The Innu community is directly involved in familiarization tours. We liaise with the cruise lines, be it for marketing or follow-ups. However, there is an increasing need for the presence of Innu representatives in administrative boards, advisory committees and meetings with cruise line representatives.
What are your challenges in working with the cruise industry?
The biggest challenges are often linked to their specific requirements. The product has to be marketable and meet certain needs. Experience providers need to have a good understanding of these expectations and undergo adequate training. We must constantly adapt to the needs of the cruise industry, be versatile, and target groups whose recurrence rate is very low, say 4 to 8 cruise-days per year. For now, it is difficult to create seasonal tour companies only for cruise passengers and we have to combine this business with other activities to be able to sustain full-time seasonal jobs.
What are your wins in working with the cruise industry?

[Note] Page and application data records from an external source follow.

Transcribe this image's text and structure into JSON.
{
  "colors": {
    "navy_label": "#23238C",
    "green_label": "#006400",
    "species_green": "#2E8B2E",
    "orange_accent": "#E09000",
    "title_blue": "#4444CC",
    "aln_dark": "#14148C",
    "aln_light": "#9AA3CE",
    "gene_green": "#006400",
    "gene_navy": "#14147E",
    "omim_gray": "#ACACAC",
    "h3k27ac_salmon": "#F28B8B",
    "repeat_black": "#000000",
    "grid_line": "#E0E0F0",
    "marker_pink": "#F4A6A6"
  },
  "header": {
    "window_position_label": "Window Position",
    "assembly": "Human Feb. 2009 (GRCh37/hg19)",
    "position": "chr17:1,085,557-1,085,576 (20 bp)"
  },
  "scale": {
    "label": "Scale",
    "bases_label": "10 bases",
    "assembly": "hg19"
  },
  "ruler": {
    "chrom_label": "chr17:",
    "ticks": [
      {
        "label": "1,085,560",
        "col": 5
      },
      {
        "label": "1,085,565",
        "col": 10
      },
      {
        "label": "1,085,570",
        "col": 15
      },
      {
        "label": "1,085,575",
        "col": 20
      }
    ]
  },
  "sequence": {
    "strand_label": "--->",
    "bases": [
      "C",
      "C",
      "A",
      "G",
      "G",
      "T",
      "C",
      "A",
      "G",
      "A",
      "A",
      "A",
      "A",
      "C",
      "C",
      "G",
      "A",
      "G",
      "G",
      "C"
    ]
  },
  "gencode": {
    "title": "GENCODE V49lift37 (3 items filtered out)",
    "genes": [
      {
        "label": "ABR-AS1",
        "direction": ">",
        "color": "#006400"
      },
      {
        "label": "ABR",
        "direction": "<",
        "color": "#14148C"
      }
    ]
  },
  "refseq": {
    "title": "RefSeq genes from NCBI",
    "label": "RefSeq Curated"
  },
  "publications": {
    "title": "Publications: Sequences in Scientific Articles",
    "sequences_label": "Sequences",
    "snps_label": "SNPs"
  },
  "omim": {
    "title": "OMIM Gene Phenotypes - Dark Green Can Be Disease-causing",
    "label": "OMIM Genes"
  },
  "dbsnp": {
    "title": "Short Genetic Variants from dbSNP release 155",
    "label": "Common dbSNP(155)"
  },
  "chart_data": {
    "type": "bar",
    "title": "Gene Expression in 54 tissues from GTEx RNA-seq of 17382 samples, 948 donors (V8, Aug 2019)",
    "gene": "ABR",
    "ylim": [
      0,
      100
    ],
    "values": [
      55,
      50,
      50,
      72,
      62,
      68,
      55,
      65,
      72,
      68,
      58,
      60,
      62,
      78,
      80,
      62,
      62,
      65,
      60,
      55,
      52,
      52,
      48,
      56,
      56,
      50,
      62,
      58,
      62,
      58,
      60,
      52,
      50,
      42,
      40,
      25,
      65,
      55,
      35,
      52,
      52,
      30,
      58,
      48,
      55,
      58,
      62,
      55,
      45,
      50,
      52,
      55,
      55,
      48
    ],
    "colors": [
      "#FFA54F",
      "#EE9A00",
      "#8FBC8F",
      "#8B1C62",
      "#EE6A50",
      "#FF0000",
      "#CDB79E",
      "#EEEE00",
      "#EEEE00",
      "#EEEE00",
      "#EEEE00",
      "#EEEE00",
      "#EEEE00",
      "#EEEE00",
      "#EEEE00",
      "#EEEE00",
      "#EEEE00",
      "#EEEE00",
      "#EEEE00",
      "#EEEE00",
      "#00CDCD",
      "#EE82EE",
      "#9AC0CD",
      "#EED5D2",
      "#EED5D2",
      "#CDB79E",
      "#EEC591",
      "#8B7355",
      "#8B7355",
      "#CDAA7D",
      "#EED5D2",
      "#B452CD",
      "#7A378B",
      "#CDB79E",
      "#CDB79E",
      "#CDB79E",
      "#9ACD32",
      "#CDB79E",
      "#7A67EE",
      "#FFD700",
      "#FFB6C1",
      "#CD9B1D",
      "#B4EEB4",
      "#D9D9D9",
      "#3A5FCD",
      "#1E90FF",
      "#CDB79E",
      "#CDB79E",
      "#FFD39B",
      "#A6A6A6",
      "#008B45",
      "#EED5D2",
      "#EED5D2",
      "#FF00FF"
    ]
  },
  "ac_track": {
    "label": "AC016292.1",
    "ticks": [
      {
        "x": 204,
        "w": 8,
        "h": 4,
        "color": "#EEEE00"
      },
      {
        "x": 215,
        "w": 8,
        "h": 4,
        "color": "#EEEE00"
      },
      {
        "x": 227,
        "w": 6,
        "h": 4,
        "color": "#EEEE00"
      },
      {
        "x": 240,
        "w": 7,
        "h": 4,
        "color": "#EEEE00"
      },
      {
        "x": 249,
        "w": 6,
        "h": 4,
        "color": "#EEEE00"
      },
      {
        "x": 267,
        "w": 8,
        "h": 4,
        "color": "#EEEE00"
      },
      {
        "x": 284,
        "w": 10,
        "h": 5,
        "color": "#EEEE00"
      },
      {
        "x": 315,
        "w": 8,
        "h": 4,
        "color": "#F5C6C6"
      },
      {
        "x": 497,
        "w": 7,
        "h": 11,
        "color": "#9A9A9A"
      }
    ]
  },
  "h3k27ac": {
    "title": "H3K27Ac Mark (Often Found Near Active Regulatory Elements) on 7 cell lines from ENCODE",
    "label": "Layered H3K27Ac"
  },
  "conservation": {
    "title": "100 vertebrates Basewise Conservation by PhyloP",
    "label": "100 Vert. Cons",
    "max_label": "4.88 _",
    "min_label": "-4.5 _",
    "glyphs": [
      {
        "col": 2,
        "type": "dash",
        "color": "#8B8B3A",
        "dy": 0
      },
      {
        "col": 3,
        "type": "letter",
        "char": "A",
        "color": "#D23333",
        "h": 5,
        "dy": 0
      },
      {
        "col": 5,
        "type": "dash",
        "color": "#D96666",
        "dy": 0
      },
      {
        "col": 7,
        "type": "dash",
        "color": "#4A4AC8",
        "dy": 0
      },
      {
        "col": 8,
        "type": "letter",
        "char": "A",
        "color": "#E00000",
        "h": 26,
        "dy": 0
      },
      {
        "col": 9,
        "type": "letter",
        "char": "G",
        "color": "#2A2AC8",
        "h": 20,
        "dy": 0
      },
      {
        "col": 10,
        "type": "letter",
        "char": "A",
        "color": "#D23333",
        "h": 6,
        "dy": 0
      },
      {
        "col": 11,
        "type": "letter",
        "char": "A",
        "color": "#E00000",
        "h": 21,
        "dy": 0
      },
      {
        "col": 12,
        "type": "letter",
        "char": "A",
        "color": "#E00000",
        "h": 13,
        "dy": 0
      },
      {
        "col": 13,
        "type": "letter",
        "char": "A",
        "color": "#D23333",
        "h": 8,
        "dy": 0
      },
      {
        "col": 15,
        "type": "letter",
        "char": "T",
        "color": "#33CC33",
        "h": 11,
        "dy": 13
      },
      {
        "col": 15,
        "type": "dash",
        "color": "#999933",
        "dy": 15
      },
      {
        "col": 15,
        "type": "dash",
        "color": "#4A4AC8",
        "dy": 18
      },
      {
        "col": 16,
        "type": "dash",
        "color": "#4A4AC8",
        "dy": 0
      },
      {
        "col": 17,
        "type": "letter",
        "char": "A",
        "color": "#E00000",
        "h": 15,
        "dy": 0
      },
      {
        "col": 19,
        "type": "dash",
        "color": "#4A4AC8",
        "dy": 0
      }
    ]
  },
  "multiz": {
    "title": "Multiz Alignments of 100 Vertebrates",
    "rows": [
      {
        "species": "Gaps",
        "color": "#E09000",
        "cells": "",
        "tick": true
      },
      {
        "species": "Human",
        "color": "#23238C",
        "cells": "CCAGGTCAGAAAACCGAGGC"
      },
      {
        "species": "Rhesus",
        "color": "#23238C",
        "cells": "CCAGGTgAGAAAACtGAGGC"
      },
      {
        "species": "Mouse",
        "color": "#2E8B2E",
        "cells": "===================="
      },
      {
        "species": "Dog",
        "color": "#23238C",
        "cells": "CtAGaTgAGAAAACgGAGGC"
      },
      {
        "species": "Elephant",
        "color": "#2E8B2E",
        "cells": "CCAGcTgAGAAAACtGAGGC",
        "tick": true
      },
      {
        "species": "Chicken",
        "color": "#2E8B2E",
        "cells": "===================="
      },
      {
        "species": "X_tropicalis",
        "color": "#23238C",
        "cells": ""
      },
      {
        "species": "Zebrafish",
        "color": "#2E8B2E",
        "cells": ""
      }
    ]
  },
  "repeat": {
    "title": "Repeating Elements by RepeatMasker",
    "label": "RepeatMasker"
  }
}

The cruise industry has provided opportunities for our enterprise to develop the tourism experiences which not only target the cruise passengers but can also cater to locals and touring visitors.
What’s been your biggest lesson in working with the cruise industry?
It requires great adaptability and discipline on several levels. Meeting and greeting groups is always subject to the strict schedule of the cruise lines. Careful planning is needed to further develop this aspect of hospitality. Preparations associated with a one-day stopover require the same energy as holding a major event
Any tips for others?
The best advice we can give is to sell only one product that they are 100% confident they will be able to deliver on time… The development of a shore excursion for the cruise industry requires a stable level of quality in all the proposed activities.
Any final words of wisdom?
The fact that both the Innu and non-Indigenous communities of Sept-Îles are working together on this project has greatly contributed to creating a harmonious and trust-based relationship between the two groups.